US Imposes Additional Travel Restrictions On Chinese Officials

( More visa restrictions have been placed on Chinese officials.

On Monday, the United States announced these further restrictions. The allegations against the officials surround human rights abuses. China said it would retaliate for these most recent sanctions.

According to Mike Pompeo, the U.S. Secretary of State, the restrictions are on Chinese officials that U.S. officials believe are either directly responsible for or are complicit in repressing ethnic minority groups, religious practitioners, dissidents and many more people.

In a statement, Pompeo said:

“China’s authoritarian rules impose draconian restrictions on the Chinese people’s freedoms of expression, religion or belief, association, and the right to peaceful assembly. The United States has been clear that perpetrators of human rights abuses like these are not welcome in our country.”

These sanctions are just the latest chapter in a storyline between China and the U.S. that continues to get worse. The two countries have sparred recently over China’s national security laws in Hong Kong, espionage, trade and the coronavirus pandemic.

Last Friday, the U.S. added dozens of companies from China to a trade blacklist. Included in that were SZ DJI Technology Co. Ltd., which manufactures drones, and Semiconductor Manufacturing International Corp., which is one of the top chipmakers in the world.

But, the restrictions on companies and sanctions on officials probably won’t stop there. Chad Wolf, the chief of the U.S. Department of Homeland Security, said the department was looking into the possibility of even more restrictions on China. The country, he said, is an “ever-increasing threat” to America.

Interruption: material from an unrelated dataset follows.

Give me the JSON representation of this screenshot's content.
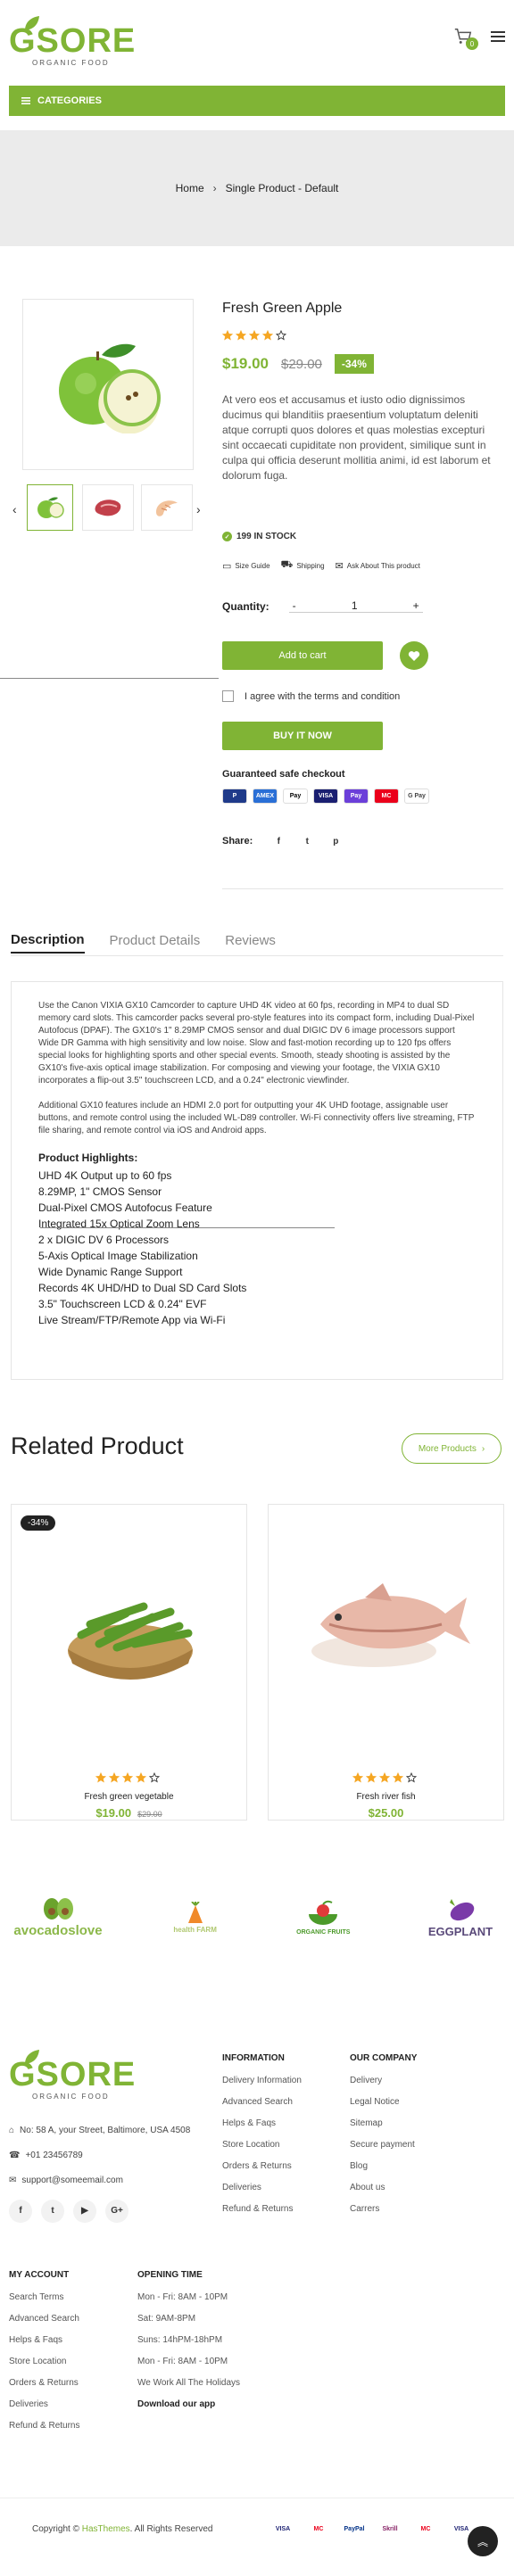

In fact, Wolf told the think tank Heritage Foundation that the thinking is including more tighter visa curbs on members of the Chinese Communist Party as well as a much broader ban on any goods that are produced by forced labor.

He also said the department was revising activities of TCL Electronics Holdings, which is a Chinese maker of televisions. He further pointed out the State Department took action recently to limit the validity of U.S. visas for members of the Communist Party in China to only one month.

He said:

“We’re … working with State to consider further restrictions on visa validity periods for CCP members.”

DHS is “continuing to develop and hoped to soon issue” a ban that would be region-wide, covering “key categories of products produced with forced labor” in the Xinjiang region of China, Wolf said.

China has condemned all these actions that the U.S. has taken. Wang Wenbin, a foreign ministry spokesman, said at a daily news conference held in Beijing on Tuesday:

“We will take countermeasures in response. We will take measures against those who are responsible for harming our bilateral relations.”

In the near future, DHS will release a “Strategic Action Plan to counter the People’s Republic of China,” Wolf said. It will draw on President Donald Trump’s national security strategy released in 2017, and another document that this year laid out America’s strategic approach to China.

Wolf provided no further details on this at this time.